Ibidem. La lunga citazione, ancora una volta, mi è parsa molto più atta di qualsiasi parafrasi a ricreare il clima di quei giorni. Il direttore amministrativo concludeva la sua perorazione con queste frasi: «Un atto di coraggio, come fu un atto di coraggio quello di coloro che promossero la creazione della Bocconi. Un atto di coraggio largamente premiato dal successo raggiunto nell’arco di un breve corso di anni. Non Università di massa, dunque, ma una Scuola superiore altamente qualificata, destinata a quei pochi che desiderano non conquistare con poca o senza fatica una qualifica svalutata in partenza, ma conseguire una solida preparazione che permetta loro di affrontare da esperti i più veri ed alti problemi della vita economica».

4

ASUB. 3/b/2/c. «Progetto istituzione nuova laurea DES», 1972. Nel documento in questione, facendo riferimento a un sondaggio operato l’anno precedente fra gli ordinari dell’Ateneo, si osservava come «mentre i docenti delle materie aziendali giudicano positivamente sia la specializzazione, sia il frazionamento delle materie in corsi dì esame […]; i docenti delle materie economiche e giuridiche prospettano […] un corso di laurea in economia […] che potrebbe essere realizzato da una università libera o dal di fuori dell’ordinamento giuridico delle Università, cioè rilasciando un titolo che si qualifica per la bontà e la serietà degli studi».

5

Ibidem. Di parere contrario era anche il movimento studentesco, secondo il quale: «L’abolizione legale del titolo di studio, vorrebbe dire trasformare la Bocconi in un campus o ghetto, vorrebbe dire nei fatti il numero chiuso, vorrebbe dire cancellare qualsiasi spazio democratico di dibattito e il totale asservimento dell’università agli interessi padronali, vorrebbe dire trasformare l’iter di studio praticamente in training aziendale, vorrebbe dire “liquidare” tutti gli studenti sinora iscritti, gettandoli in una dequalificazione ancora più spinta». Movimento studentesco, A proposito della chiusura della Bocconi (ASUB. Archivio Gasparini. Cartella questioni facoltà e movimento studentesco).

6

Anche se, ancora nella seduta del C.d.F. del 19 aprile 1972, Gianguido Scalfì sottolineava, ottenendo numerosi consensi: «Il disagio e le difficoltà di una Università nella quale è divenuta ormai preponderante la componente didattica, è ormai vivamente sentito.
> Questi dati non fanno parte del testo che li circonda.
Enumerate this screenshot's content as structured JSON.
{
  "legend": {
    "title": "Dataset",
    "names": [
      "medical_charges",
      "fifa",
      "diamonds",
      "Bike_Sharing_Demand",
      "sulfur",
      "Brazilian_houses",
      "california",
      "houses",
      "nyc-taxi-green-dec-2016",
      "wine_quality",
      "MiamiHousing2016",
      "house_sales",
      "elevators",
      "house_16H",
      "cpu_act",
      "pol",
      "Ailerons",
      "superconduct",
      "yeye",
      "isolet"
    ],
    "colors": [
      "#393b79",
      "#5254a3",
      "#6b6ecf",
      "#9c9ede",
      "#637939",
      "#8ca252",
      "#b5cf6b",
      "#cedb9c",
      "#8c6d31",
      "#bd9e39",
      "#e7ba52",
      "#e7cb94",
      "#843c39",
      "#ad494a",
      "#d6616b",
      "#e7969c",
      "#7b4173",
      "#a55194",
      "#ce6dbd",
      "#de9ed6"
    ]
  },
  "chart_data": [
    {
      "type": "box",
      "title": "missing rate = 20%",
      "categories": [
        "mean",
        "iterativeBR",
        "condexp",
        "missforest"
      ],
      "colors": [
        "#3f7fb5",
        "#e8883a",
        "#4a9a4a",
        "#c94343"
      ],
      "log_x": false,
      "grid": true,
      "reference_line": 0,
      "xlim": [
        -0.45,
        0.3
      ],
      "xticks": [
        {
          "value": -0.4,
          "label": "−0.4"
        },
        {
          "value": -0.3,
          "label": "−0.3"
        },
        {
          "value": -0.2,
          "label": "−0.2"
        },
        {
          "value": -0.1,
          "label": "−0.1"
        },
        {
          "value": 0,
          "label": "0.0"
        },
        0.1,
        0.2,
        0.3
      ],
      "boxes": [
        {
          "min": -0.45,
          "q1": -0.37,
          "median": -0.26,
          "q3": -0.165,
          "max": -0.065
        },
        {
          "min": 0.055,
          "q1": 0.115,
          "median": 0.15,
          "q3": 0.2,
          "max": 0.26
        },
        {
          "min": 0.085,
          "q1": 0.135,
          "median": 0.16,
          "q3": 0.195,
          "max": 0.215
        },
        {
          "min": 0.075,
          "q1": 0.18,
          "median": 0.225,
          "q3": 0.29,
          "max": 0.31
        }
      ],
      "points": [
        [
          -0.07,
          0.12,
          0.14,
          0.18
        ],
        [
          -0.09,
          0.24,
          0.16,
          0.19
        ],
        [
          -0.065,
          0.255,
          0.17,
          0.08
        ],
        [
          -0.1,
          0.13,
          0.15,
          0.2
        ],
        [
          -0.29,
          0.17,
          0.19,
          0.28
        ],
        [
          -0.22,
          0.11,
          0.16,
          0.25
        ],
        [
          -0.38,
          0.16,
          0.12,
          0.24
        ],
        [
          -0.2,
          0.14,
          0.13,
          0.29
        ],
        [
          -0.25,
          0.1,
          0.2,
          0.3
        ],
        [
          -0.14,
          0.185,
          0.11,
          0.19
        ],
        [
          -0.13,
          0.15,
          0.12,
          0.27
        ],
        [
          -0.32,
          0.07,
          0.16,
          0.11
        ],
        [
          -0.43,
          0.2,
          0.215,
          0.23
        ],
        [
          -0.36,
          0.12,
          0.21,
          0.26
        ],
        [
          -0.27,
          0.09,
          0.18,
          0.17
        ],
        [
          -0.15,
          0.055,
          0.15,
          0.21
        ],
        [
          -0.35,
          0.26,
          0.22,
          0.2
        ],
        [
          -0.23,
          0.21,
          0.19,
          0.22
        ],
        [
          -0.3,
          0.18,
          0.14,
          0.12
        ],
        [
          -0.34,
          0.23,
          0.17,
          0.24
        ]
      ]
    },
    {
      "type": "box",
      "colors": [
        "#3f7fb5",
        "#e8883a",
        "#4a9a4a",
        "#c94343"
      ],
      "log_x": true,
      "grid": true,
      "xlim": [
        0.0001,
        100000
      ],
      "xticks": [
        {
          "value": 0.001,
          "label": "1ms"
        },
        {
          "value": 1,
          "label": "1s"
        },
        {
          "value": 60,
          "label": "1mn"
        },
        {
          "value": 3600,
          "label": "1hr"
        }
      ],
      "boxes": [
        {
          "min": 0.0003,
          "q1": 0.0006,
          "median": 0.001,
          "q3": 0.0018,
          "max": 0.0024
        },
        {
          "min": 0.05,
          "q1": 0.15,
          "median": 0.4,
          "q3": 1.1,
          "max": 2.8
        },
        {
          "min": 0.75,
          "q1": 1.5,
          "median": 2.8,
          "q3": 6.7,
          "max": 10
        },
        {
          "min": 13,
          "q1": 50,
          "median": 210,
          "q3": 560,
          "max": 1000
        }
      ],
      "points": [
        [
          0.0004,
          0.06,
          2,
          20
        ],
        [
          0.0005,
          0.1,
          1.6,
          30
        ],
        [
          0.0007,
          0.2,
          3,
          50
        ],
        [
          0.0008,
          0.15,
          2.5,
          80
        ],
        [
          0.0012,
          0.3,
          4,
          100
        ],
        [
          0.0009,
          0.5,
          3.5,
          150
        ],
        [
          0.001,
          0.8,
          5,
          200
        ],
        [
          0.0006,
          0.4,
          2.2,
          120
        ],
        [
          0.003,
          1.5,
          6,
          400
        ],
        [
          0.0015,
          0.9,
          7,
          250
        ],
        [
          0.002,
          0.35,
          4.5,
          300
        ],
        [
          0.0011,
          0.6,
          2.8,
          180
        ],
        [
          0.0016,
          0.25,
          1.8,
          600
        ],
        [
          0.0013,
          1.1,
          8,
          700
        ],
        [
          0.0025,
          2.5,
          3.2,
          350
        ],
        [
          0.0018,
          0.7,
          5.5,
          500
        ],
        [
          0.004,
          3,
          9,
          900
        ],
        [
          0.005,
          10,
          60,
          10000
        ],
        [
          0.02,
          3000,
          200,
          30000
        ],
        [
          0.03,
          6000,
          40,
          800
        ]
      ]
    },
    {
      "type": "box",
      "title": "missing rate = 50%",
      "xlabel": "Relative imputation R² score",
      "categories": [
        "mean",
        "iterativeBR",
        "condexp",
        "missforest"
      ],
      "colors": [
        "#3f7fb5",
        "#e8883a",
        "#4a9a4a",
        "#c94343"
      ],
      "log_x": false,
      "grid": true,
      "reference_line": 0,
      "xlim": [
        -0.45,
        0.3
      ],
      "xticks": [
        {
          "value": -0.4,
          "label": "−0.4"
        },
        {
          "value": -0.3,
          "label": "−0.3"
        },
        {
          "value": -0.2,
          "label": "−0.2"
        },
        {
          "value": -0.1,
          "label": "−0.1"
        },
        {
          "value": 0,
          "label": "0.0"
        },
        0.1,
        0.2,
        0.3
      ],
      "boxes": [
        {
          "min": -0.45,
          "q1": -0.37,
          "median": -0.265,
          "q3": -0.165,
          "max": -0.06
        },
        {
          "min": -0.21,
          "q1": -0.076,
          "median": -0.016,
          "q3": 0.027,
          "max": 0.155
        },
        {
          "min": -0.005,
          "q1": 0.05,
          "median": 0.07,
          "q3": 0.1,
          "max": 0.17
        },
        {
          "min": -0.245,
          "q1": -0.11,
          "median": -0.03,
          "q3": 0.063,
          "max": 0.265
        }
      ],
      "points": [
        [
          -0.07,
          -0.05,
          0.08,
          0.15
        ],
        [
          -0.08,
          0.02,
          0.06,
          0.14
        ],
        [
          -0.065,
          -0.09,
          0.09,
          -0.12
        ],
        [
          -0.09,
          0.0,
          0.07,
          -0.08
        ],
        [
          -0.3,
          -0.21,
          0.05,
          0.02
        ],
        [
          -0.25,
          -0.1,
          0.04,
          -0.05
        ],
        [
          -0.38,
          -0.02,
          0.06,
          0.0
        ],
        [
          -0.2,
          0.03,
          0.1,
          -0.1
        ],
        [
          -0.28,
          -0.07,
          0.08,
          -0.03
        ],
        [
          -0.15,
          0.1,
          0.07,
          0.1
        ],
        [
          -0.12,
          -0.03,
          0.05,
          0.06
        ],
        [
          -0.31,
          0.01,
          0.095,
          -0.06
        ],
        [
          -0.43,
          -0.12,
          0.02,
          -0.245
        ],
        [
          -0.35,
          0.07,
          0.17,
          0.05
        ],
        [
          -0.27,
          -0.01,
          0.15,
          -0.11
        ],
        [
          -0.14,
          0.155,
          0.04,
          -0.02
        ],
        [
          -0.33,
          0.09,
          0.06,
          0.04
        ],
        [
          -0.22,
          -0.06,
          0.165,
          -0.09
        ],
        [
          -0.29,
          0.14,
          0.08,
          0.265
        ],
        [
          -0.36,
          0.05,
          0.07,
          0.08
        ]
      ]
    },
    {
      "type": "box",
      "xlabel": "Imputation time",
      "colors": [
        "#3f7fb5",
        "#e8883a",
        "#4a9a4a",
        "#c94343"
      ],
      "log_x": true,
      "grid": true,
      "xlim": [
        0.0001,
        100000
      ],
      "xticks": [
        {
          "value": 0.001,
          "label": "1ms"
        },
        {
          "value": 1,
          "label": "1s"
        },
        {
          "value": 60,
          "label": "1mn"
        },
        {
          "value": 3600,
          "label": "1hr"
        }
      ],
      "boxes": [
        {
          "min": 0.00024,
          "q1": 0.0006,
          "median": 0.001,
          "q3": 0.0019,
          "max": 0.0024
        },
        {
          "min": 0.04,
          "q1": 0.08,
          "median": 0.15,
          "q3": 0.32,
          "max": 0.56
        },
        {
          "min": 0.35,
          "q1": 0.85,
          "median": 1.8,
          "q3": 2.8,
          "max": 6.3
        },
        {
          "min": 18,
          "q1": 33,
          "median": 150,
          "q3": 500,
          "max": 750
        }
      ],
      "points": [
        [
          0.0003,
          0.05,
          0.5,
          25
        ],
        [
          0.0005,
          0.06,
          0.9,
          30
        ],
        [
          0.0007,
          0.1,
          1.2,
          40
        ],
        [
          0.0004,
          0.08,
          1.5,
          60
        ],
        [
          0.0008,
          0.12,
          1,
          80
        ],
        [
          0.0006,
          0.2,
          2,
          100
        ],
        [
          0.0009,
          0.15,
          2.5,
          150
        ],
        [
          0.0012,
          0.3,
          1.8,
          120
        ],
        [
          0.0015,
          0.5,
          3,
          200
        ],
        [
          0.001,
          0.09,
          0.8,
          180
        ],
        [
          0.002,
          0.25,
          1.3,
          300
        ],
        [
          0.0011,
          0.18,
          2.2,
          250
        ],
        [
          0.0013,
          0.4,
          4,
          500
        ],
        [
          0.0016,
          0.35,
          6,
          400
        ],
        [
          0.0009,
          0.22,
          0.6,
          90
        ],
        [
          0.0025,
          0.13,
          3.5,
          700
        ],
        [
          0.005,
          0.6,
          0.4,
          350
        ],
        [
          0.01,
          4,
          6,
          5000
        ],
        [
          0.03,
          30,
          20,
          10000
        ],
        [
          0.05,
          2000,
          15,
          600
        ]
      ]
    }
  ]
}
Poiché sul cammino intrapreso l’Università attuale non può che approfondire questo aspetto scolastico, proprio una Università libera deve porsi la domanda se non sia necessario ritornare una Università che si rivolge prevalentemente alla ricerca e, intorno ad essa, alla preparazione di nuovi ricercatori. In simile orientamento i corsi tornerebbero ai grandi temi, e si invertirebbe la tendenza alla proliferazione di corsi di materie specifiche che sono parte di materie più generali».

7

ASUB. Busta 3/b/2/c. Innovazioni sull’insegnamento e sull’organizzazione dell’Università Bocconi.

8

ASUB. Busta 3/b12/c. «Innovazioni sull’insegnamento», cit.